Solar cell efficiencies could increase by 30 percent or more with new hybrid materials that make use of the infrared portion of the solar spectrum, researchers say.

Visible light accounts for under half of the solar energy that reaches Earth's surface. Nearly all of the rest comes from infrared radiation. However, solar infrared rays normally passes right through the photovoltaic materials that make up today's solar cells.

Now scientists at the University of California, Riverside, have created hybrid materials that can make use of solar infrared rays. The energy from every two infrared rays they capture is combined or “upconverted” into a higher-energy photon that is readily absorbed by photovoltaic cells, generating electricity from light that would normally be wasted.

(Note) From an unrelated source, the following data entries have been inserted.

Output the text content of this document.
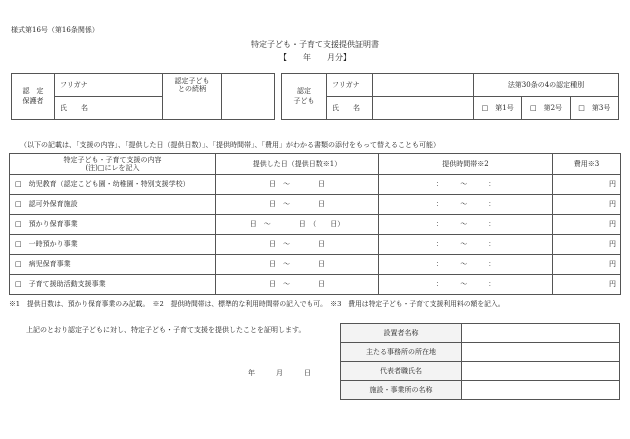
様式第16号（第16条関係）
特定子ども・子育て支援提供証明書
【　　年　　月分】
認　定
保護者	フリガナ		認定子ども
との続柄	
	氏　　名			
認定
子ども	フリガナ		法第30条の4の認定種別		
	氏　　名		□　第1号	□　第2号	□　第3号
（以下の記載は、「支援の内容」、「提供した日（提供日数）」、「提供時間帯」、「費用」がわかる書類の添付をもって替えることも可能）
特定子ども・子育て支援の内容
(注)□にレを記入	提供した日（提供日数※1）	提供時間帯※2	費用※3
□　幼児教育（認定こども園・幼稚園・特別支援学校）	日　～　　　　日	：　　　～　　　：	円
□　認可外保育施設	日　～　　　　日	：　　　～　　　：	円
□　預かり保育事業	日　～　　　　日　（　　日）	：　　　～　　　：	円
□　一時預かり事業	日　～　　　　日	：　　　～　　　：	円
□　病児保育事業	日　～　　　　日	：　　　～　　　：	円
□　子育て援助活動支援事業	日　～　　　　日	：　　　～　　　：	円
※1　提供日数は、預かり保育事業のみ記載。　※2　提供時間帯は、標準的な利用時間帯の記入でも可。　※3　費用は特定子ども・子育て支援利用料の額を記入。
上記のとおり認定子どもに対し、特定子ども・子育て支援を提供したことを証明します。
年　　　月　　　日
設置者名称	
主たる事務所の所在地	
代表者職氏名	
施設・事業所の名称	
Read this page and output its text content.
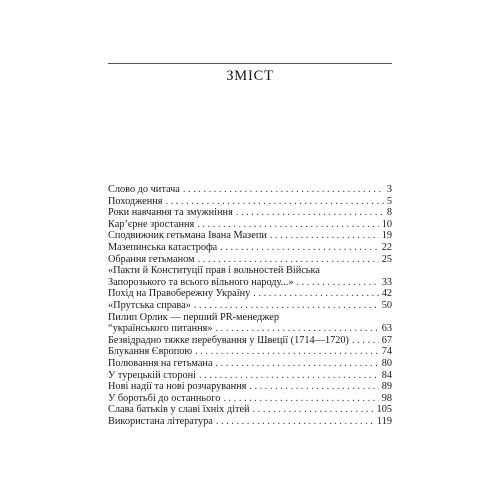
ЗМІСТ
Слово до читача . . .	3
Походження . . .	5
Роки навчання та змужніння . . .	8
Кар’єрне зростання . . .	10
Сподвижник гетьмана Івана Мазепи . . .	19
Мазепинська катастрофа . . .	22
Обрання гетьманом . . .	25
«Пакти й Конституції прав і вольностей Війська
Запорозького та всього вільного народу...» . . .	33
Похід на Правобережну Україну . . .	42
«Прутська справа» . . .	50
Пилип Орлик — перший PR-менеджер
“українського питання» . . .	63
Безвiдрадно тяжке перебування у Швеції (1714—1720) . . .	67
Блукання Європою . . .	74
Полювання на гетьмана . . .	80
У турецькій стороні . . .	84
Нові надії та нові розчарування . . .	89
У боротьбі до останнього . . .	98
Слава батьків у славі їхніх дітей . . .	105
Використана література . . .	119
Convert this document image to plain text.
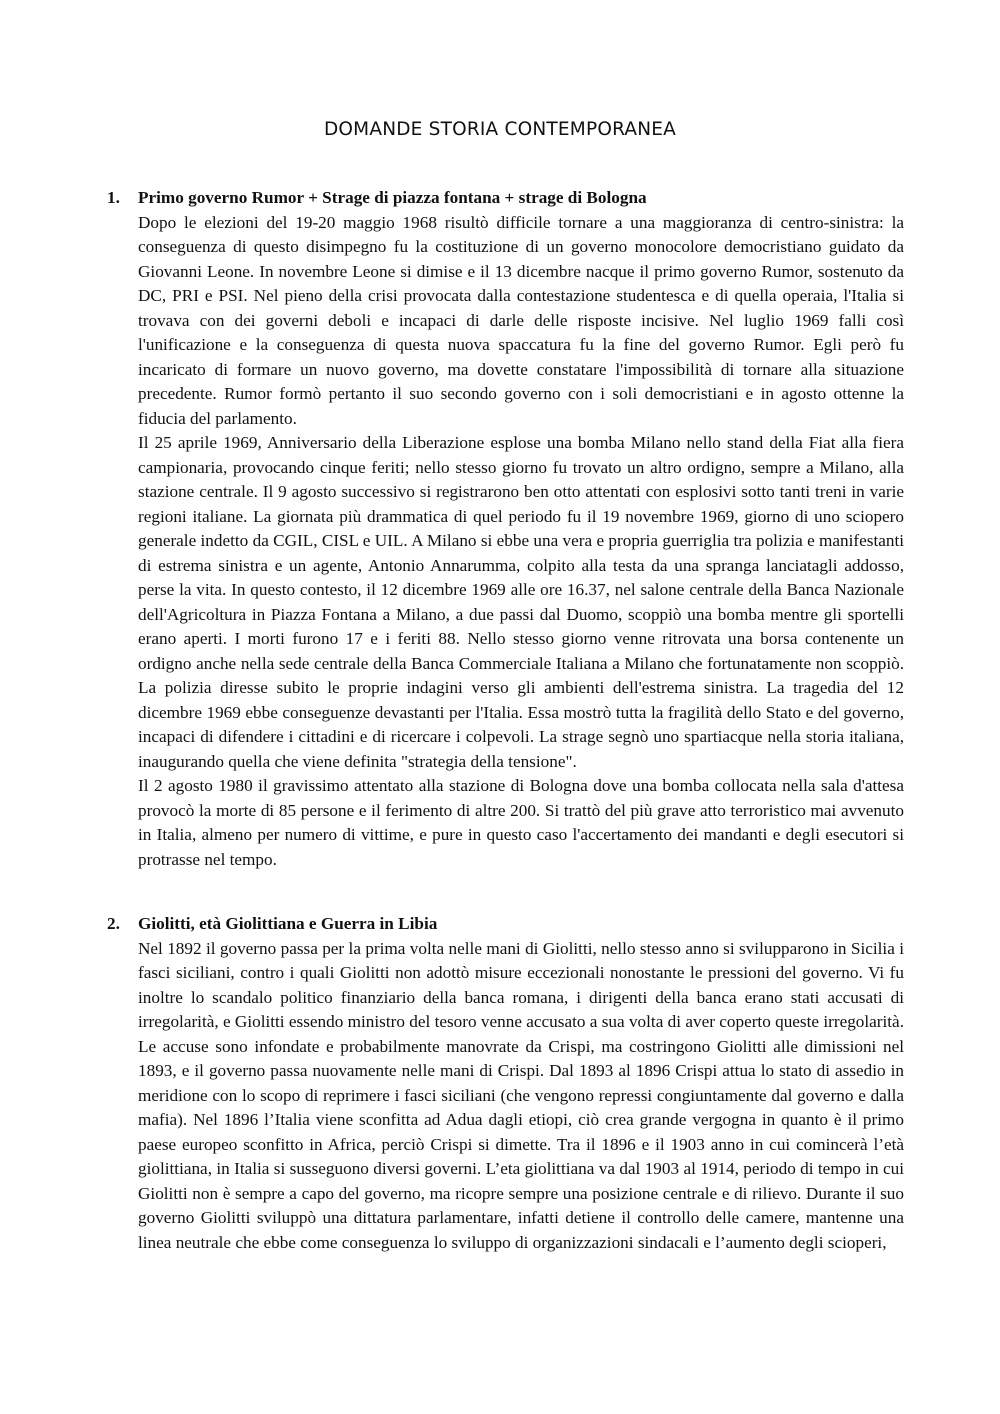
DOMANDE STORIA CONTEMPORANEA
1. Primo governo Rumor + Strage di piazza fontana + strage di Bologna

Dopo le elezioni del 19-20 maggio 1968 risultò difficile tornare a una maggioranza di centro-sinistra: la conseguenza di questo disimpegno fu la costituzione di un governo monocolore democristiano guidato da Giovanni Leone. In novembre Leone si dimise e il 13 dicembre nacque il primo governo Rumor, sostenuto da DC, PRI e PSI. Nel pieno della crisi provocata dalla contestazione studentesca e di quella operaia, l'Italia si trovava con dei governi deboli e incapaci di darle delle risposte incisive. Nel luglio 1969 falli così l'unificazione e la conseguenza di questa nuova spaccatura fu la fine del governo Rumor. Egli però fu incaricato di formare un nuovo governo, ma dovette constatare l'impossibilità di tornare alla situazione precedente. Rumor formò pertanto il suo secondo governo con i soli democristiani e in agosto ottenne la fiducia del parlamento.

Il 25 aprile 1969, Anniversario della Liberazione esplose una bomba Milano nello stand della Fiat alla fiera campionaria, provocando cinque feriti; nello stesso giorno fu trovato un altro ordigno, sempre a Milano, alla stazione centrale. Il 9 agosto successivo si registrarono ben otto attentati con esplosivi sotto tanti treni in varie regioni italiane. La giornata più drammatica di quel periodo fu il 19 novembre 1969, giorno di uno sciopero generale indetto da CGIL, CISL e UIL. A Milano si ebbe una vera e propria guerriglia tra polizia e manifestanti di estrema sinistra e un agente, Antonio Annarumma, colpito alla testa da una spranga lanciatagli addosso, perse la vita. In questo contesto, il 12 dicembre 1969 alle ore 16.37, nel salone centrale della Banca Nazionale dell'Agricoltura in Piazza Fontana a Milano, a due passi dal Duomo, scoppiò una bomba mentre gli sportelli erano aperti. I morti furono 17 e i feriti 88. Nello stesso giorno venne ritrovata una borsa contenente un ordigno anche nella sede centrale della Banca Commerciale Italiana a Milano che fortunatamente non scoppiò. La polizia diresse subito le proprie indagini verso gli ambienti dell'estrema sinistra. La tragedia del 12 dicembre 1969 ebbe conseguenze devastanti per l'Italia. Essa mostrò tutta la fragilità dello Stato e del governo, incapaci di difendere i cittadini e di ricercare i colpevoli. La strage segnò uno spartiacque nella storia italiana, inaugurando quella che viene definita "strategia della tensione".

Il 2 agosto 1980 il gravissimo attentato alla stazione di Bologna dove una bomba collocata nella sala d'attesa provocò la morte di 85 persone e il ferimento di altre 200. Si trattò del più grave atto terroristico mai avvenuto in Italia, almeno per numero di vittime, e pure in questo caso l'accertamento dei mandanti e degli esecutori si protrasse nel tempo.

2. Giolitti, età Giolittiana e Guerra in Libia

Nel 1892 il governo passa per la prima volta nelle mani di Giolitti, nello stesso anno si svilupparono in Sicilia i fasci siciliani, contro i quali Giolitti non adottò misure eccezionali nonostante le pressioni del governo. Vi fu inoltre lo scandalo politico finanziario della banca romana, i dirigenti della banca erano stati accusati di irregolarità, e Giolitti essendo ministro del tesoro venne accusato a sua volta di aver coperto queste irregolarità. Le accuse sono infondate e probabilmente manovrate da Crispi, ma costringono Giolitti alle dimissioni nel 1893, e il governo passa nuovamente nelle mani di Crispi. Dal 1893 al 1896 Crispi attua lo stato di assedio in meridione con lo scopo di reprimere i fasci siciliani (che vengono repressi congiuntamente dal governo e dalla mafia). Nel 1896 l’Italia viene sconfitta ad Adua dagli etiopi, ciò crea grande vergogna in quanto è il primo paese europeo sconfitto in Africa, perciò Crispi si dimette. Tra il 1896 e il 1903 anno in cui comincerà l’età giolittiana, in Italia si susseguono diversi governi. L’eta giolittiana va dal 1903 al 1914, periodo di tempo in cui Giolitti non è sempre a capo del governo, ma ricopre sempre una posizione centrale e di rilievo. Durante il suo governo Giolitti sviluppò una dittatura parlamentare, infatti detiene il controllo delle camere, mantenne una linea neutrale che ebbe come conseguenza lo sviluppo di organizzazioni sindacali e l’aumento degli scioperi,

The hybrid materials are combinations of inorganic semiconductor nanocrystals, which capture the infrared photons, and organic molecules, which help combine the energy from these photons together into an upconverted photon. In experiments, lead selenide nanocrystals captured near-infrared photons, and the organic compound rubrene emitted visible yellow-orange photons.

The researchers noted that lead selenide nanocrystals and rubrene were relatively inefficient at upconversion. However, in experiments with a hybrid material made of cadmium selenide nanocrystals and the organic compound diphenylanthracene, which absorbs green light and emits violet light, the investigators could boost upconversion up to a thousandfold by coating the nanocrystals with anthracene, a component of coal tar. This suggests that similar coatings on lead selenide nanocrystals might boost their upconversion efficiency as well.

The scientists added that the ability to upconvert two low energy photons into one, high-energy photon has potential applications in biological imaging, high-density data storage, and organic light-emitting diodes (OLEDs). They detailed their findings online July 10 in the journal Nano Letters.